Sometimes, you have to remind yourself of the important things.
This has been a difficult year for me. Estrangement from my oldest child and the caring for and death of my father have been emotionally exhausting. I dived into this election season, in some ways, as a diversion from real life pain.
But even as the election has become more frustrating and disappointing, real life has become much better. Oldest daughter has started the long journey home, and when she is with us, life is absolutely delightful. And while the looming holidays bring on fits of loneliness, I will not be alone for a minute.
Losing one's parents is never a good or easy thing. The oddest feeling is the lonely orphan feeling one has after the last parent's death when one looks around and realizes that there are no elders left; you are the elder.

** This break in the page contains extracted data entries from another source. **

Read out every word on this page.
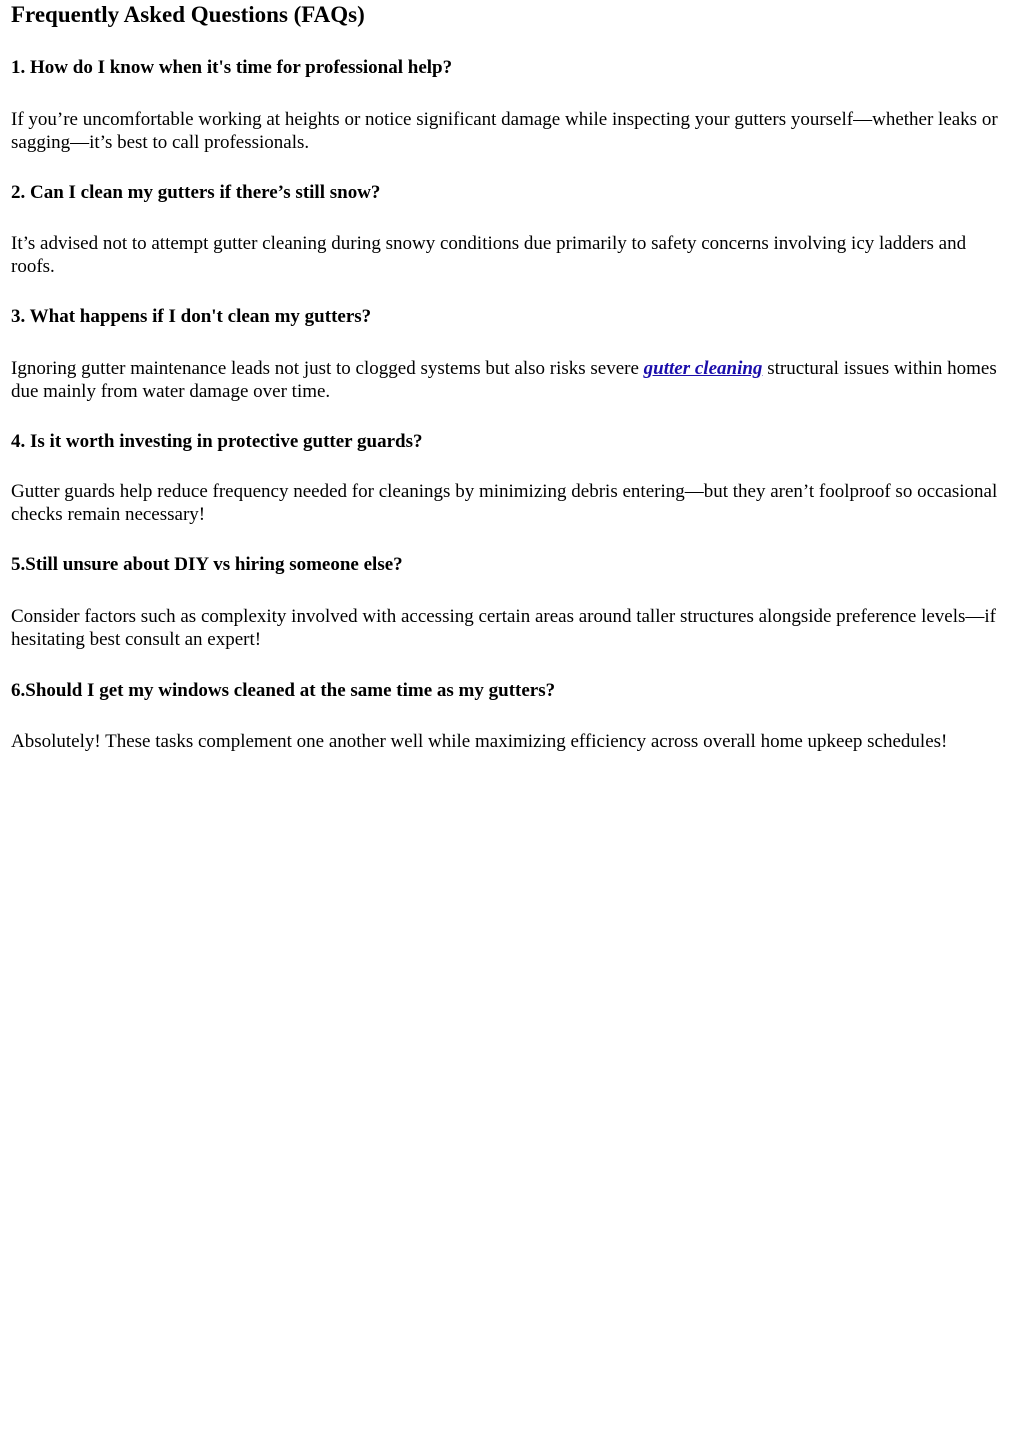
Frequently Asked Questions (FAQs)
1. How do I know when it's time for professional help?

If you’re uncomfortable working at heights or notice significant damage while inspecting your gutters yourself—whether leaks or sagging—it’s best to call professionals.

2. Can I clean my gutters if there’s still snow?

It’s advised not to attempt gutter cleaning during snowy conditions due primarily to safety concerns involving icy ladders and roofs.

3. What happens if I don't clean my gutters?

Ignoring gutter maintenance leads not just to clogged systems but also risks severe gutter cleaning structural issues within homes due mainly from water damage over time.

4. Is it worth investing in protective gutter guards?

Gutter guards help reduce frequency needed for cleanings by minimizing debris entering—but they aren’t foolproof so occasional checks remain necessary!

5.Still unsure about DIY vs hiring someone else?

Consider factors such as complexity involved with accessing certain areas around taller structures alongside preference levels—if hesitating best consult an expert!

6.Should I get my windows cleaned at the same time as my gutters?

Absolutely! These tasks complement one another well while maximizing efficiency across overall home upkeep schedules!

It was interesting reading Orrin Judd's admonition to conservatives not to begin acting like the worst of the Left if we lose this election.
It is incumbent on the Right to avoid such a fate. After all, our theology doesn't afford us the "luxury" of imagining that the world must yield to our wants and wishes. When we consider ourselves to be estranged from our lives just because they aren't going exactly as we'd like them to we are, in some sense, denying Creation. And were to snarl and snipe our way through an Obama presidency we would be elevating Caesar above God in ways that ought to shame us.
I've had to be reminded recently that the election is not worth overreacting. Losing sight of the important things is life is a terrible thing.